Have you ever wondered if you should have been born in a different era?  You could be a flapper girl in the 1920’s, getting swept up in protests during the ‘60’s, or owning a great pair of parachute pants in the ‘80s.  What would you be like?  Who would you have been friends with and would your dreams, ambitions, or passions be the same?  It is entertaining to imagine the possibilities.  Taking this thought one step further, think about figures you know from the past and imagine how they would be today.  Would Marilyn Monroe be our version of Kim Kardashian or would Babe Ruth be in the tabloids for dating a new young actress posting instagram pictures of his night out?  Or what about one of the most innovative and well known English authors, Jane Austen?

For a woman with so much wit and humor in the early 1800’s, I would be curious to image Jane Austen in the 21st century.  I can envision that she would write novels that every woman recommends to each other. Her words always had a classy way of stating a truth about relationships, “With men he can be rational and unaffected, but when he has ladies to please, every feature works” - Jane Austen[1]  Austen writes what most every woman is feeling.   After researching comparable books and movies to Austen’s novels I was surprised at what I found. “It's almost as if she never left us. Nearly 200 years after her death, Jane Austen has carved out a permanent place in our popular culture. A survey of Internet Movie Database reveals dozens of movies adapted from both her work and life.” [2] I came across the movie Clueless being linked to Emma.  This was a movie I loved growing up and it gave me a deeper understanding of how Jane Austen used her wit to convey a story about romance that most women can relate to.

Now that I had a better idea of who Jane Austen was as a person and a writer, I can say that she would be one of my favorite authors today.  She grew up in a small village, and her characters were written in such a relatable way.  This is not a woman who wrote about the rich and famous.  Her readers knew where she was coming from and it felt real to them because Austen wrote what she knew and she did it well.  The intelligence and spunk of her characters inspired women to be themselves.  I think if Jane Austen were around now, she would be a role model for women and be a strong voice in the literature world.

However, I feel that she may not have developed as a writer the way she did in the 1800’s.  The fact that she wrote the books for the sole purpose of entertaining her family gave her the freedom to write anything she wanted.  She was not worried about judgements or wondering who her audience would be.  It was natural to her.  Now that women are very respected as authors, I wonder if she would feel as open to express her truest self or get caught up with the sales and fitting into a perfect image.

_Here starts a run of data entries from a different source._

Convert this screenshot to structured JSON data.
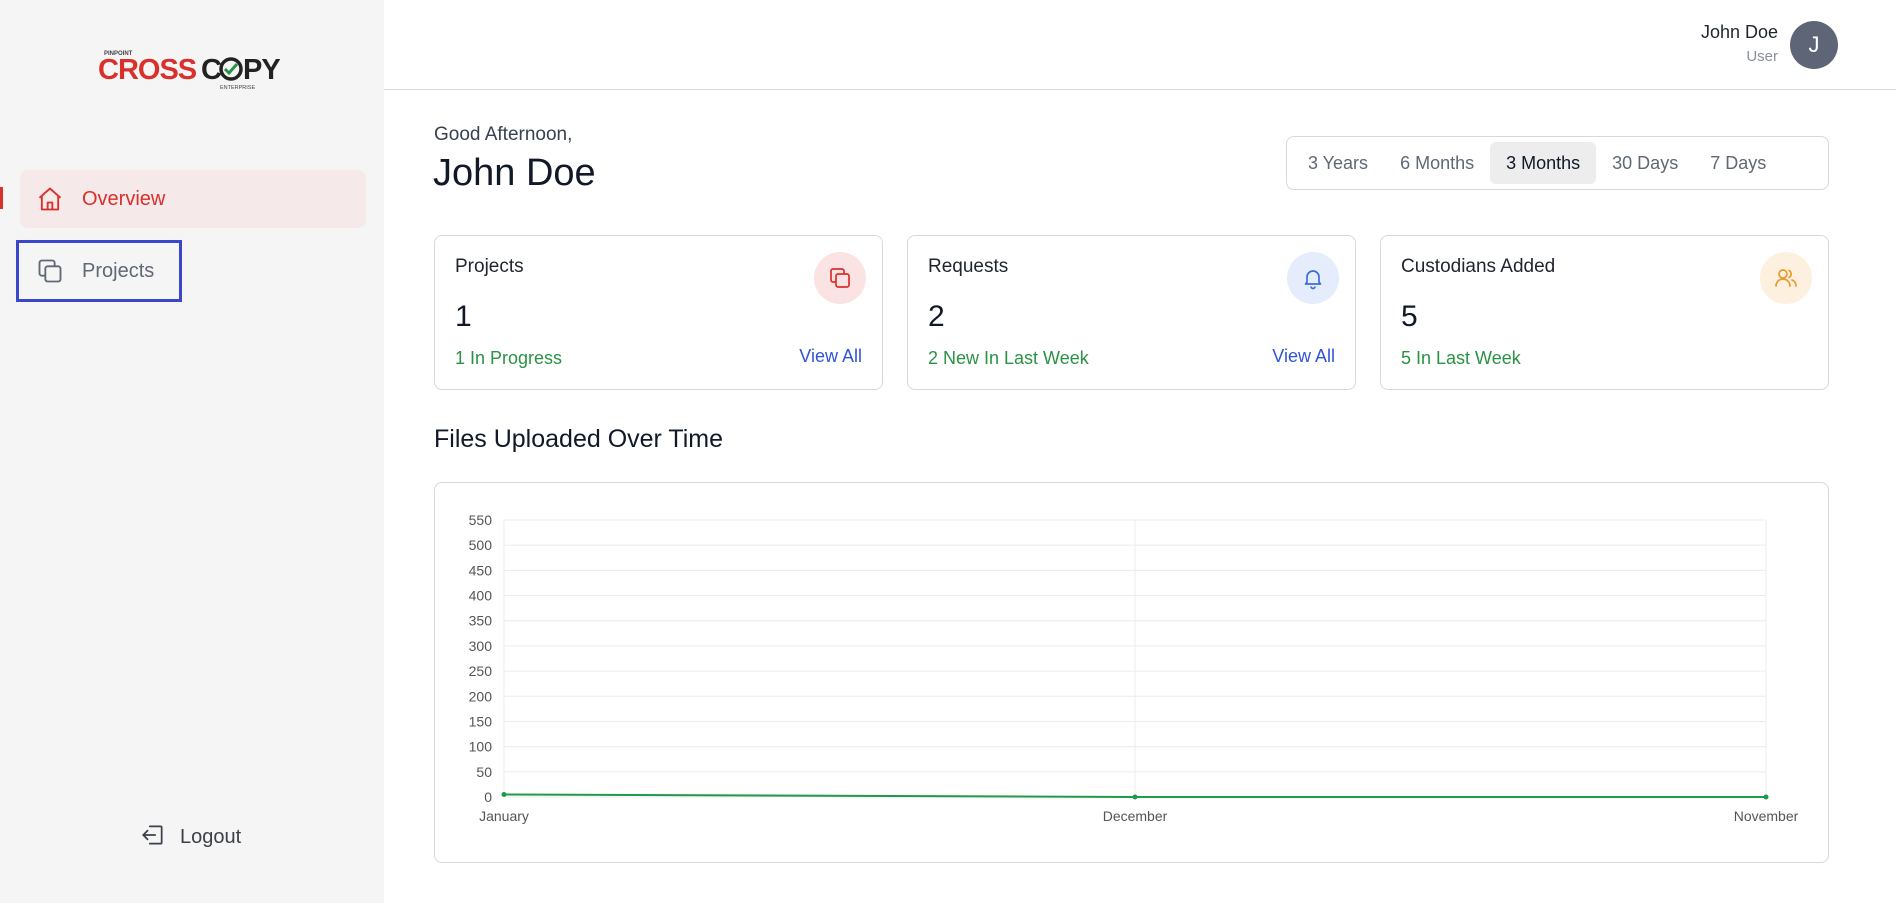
{
  "brand": {
    "logo_text": "CROSSCOPY",
    "logo_top": "PINPOINT",
    "logo_bottom": "ENTERPRISE"
  },
  "sidebar": {
    "items": [
      {
        "label": "Overview",
        "icon": "home-icon",
        "active": true
      },
      {
        "label": "Projects",
        "icon": "copy-icon",
        "active": false
      }
    ],
    "logout_label": "Logout"
  },
  "header": {
    "user_name": "John Doe",
    "user_role": "User",
    "avatar_initial": "J"
  },
  "main": {
    "greeting": "Good Afternoon,",
    "name": "John Doe",
    "ranges": [
      "3 Years",
      "6 Months",
      "3 Months",
      "30 Days",
      "7 Days"
    ],
    "active_range": "3 Months",
    "cards": [
      {
        "title": "Projects",
        "value": "1",
        "sub": "1 In Progress",
        "link": "View All",
        "icon": "copy-icon",
        "color": "#d9302c"
      },
      {
        "title": "Requests",
        "value": "2",
        "sub": "2 New In Last Week",
        "link": "View All",
        "icon": "bell-icon",
        "color": "#3b6fd8"
      },
      {
        "title": "Custodians Added",
        "value": "5",
        "sub": "5 In Last Week",
        "link": "",
        "icon": "users-icon",
        "color": "#e89a2c"
      }
    ],
    "chart_title": "Files Uploaded Over Time"
  },
  "colors": {
    "accent": "#d9302c",
    "success": "#2a9244",
    "link": "#3055d6",
    "line": "#1e9a4a"
  },
  "chart_data": {
    "type": "line",
    "categories": [
      "January",
      "December",
      "November"
    ],
    "series": [
      {
        "values": [
          5,
          0,
          0
        ]
      }
    ],
    "ylim": [
      0,
      550
    ],
    "yticks": [
      0,
      50,
      100,
      150,
      200,
      250,
      300,
      350,
      400,
      450,
      500,
      550
    ],
    "grid": true
  }
}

The world we live in now has so many outlets that authors can take to get their story across.  I would be her first follower on Twitter and subscriber to her blog.  She loved to entertain with her words and these social media choices, I think, would be her most used.  She likes to connect to her readers and she liked to write when nobody was looking.  This would be a great way for her to express her thoughts and get feedback from her audience.  As we have already seen, her novels have made many popular movies.  She may have been the Nicholas Sparks of our world or she might have offended audiences with her harsh judgments of her characters.  Engel states, “But we also have to admit that her attention to the social mores of her era, her cool judgement of others leaves us feeling that she was perhaps too intellectual, too distant, with too little heart.”.[3]  The internet and social media outlets could also have led to her downfall.  It is hard to say how she would have adjusted to today’s society but it is sure fun to think about.

[1] "Quote - With men he can be rational and unaffected, but when he ..." <>

[2] Huff, D. A Multigenre Research Project about Aunt Jane.  Retrieved from

[3] Engel, E. (2002). A dab of Dickens & a touch of Twain: literary lives from Shakespeare's old England to Frost's New England. New York: Pocket Books.